Potential external contributors to the development of the core outcomes set will be asked to complete the standard WHO declaration of interests form and declare any potential academic, professional, financial, or other conflict before invitations to participate are finalized. WHO staff will assess the declaration of interests and determine if a conflict of interest exists, and the risk of conflict adversely affects the development of the core outcome set. WHO standard criteria for assessing the severity of a conflict of interest will be used. Decisions are made on a case-by-case basis, depending on the severity of the conflicts of interest. Where a conflict of interest is not considered significant enough to affect an individual’s ability to make objective judgements or reduce process credibility, a summary of all disclosed interests will be reported in the final publication. When a declared conflict of interest is deemed serious enough, the expert will be precluded from participating in the process.

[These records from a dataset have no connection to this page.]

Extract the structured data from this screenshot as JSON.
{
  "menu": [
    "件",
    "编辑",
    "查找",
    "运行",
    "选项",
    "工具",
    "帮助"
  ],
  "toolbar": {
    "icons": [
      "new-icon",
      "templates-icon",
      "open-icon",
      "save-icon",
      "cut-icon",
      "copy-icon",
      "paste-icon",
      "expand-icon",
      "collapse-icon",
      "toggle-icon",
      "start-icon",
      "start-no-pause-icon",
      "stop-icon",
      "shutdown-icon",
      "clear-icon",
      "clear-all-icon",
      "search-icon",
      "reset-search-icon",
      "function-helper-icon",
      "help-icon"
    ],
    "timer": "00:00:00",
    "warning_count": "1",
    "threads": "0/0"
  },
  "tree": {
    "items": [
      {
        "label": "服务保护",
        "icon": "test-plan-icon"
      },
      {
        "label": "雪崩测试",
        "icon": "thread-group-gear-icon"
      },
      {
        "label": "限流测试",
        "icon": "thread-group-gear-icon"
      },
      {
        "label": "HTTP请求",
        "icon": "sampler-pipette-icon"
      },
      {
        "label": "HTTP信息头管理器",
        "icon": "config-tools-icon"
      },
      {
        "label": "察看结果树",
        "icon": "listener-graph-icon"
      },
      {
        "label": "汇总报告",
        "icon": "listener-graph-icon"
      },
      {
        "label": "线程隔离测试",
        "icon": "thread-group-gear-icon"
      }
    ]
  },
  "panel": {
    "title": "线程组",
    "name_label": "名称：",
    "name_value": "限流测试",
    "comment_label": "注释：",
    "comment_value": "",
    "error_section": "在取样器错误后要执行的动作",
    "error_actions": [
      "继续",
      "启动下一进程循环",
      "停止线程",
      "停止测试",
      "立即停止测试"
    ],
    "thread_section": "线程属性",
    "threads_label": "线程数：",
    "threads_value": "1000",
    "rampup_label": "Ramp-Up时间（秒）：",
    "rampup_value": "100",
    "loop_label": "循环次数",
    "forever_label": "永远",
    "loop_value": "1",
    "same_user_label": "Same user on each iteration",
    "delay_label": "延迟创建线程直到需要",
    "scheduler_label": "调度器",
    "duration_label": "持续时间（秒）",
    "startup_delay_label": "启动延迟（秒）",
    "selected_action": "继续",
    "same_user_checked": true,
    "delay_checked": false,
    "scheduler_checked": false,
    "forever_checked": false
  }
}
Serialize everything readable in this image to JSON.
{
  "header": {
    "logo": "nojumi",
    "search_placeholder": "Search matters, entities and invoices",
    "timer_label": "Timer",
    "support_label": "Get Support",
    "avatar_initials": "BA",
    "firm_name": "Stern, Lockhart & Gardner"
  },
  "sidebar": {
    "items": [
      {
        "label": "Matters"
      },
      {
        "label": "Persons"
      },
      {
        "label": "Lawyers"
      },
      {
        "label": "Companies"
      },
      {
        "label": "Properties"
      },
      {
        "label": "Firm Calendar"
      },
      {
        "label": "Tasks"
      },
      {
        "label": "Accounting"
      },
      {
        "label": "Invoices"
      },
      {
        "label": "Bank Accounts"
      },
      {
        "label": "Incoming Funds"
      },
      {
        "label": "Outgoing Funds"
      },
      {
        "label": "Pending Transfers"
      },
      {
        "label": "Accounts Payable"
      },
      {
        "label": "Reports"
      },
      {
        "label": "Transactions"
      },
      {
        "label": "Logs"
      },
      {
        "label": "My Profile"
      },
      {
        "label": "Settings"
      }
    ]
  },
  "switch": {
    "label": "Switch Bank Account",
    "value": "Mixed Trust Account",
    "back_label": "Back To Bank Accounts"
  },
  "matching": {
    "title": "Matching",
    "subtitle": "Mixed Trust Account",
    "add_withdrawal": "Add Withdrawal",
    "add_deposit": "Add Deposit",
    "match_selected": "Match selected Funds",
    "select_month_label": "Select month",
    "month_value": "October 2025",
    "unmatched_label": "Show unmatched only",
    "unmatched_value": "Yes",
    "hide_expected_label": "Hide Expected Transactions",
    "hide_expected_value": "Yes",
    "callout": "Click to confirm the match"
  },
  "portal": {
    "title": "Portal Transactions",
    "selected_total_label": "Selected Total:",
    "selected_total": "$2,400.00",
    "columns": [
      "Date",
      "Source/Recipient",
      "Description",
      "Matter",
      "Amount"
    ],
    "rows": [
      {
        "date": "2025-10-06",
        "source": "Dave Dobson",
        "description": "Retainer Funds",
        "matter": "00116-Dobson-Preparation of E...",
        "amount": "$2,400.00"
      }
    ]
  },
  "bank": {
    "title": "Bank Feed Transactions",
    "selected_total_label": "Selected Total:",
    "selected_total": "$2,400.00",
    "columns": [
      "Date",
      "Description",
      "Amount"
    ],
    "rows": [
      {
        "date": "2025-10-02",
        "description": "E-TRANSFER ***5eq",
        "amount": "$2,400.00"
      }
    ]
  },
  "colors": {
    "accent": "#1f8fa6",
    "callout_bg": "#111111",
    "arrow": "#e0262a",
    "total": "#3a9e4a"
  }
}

All participant information will be securely stored in the systems with password-protected access. Participants will be assigned unique identification codes to ensure anonymity in online surveys. Voting during consensus meetings will be anonymous through an electronic platform. Participants' information will be used to prepare individualized reports and follow-up between rounds. However, only the selected researchers will have access to the participants’ identification data. Opinions and comments by participants will not be attributed to any participant in any publication or report. Experts participating in the face-to-face meeting will be informed that the list of experts will be catalogued on the annex of the publication.

The goal of this project is to integrate this core outcome set into all future epidemiological, product development, and post-authorization surveillance research on maternal and perinatal health conducted during emerging and ongoing epidemic threats. We will employ various methods to disseminate the core outcome set and encourage its adoption. The findings of the systematic review and consensus process will be published in peer-reviewed journals, shared with various research and surveillance networks, presented at national and international conferences, and promoted through community organizations and social media platforms. We will provide an overview of the core outcome set for the CROWN and COMET initiatives. Additionally, we will leverage social media platforms. To maximize the implementation of the final set of core outcomes, we will share the results with professional associations, relevant university research departments, and developers of clinical guidelines. By doing so, we aim to facilitate the widespread adoption of the core outcome set in the field of maternal and perinatal health research.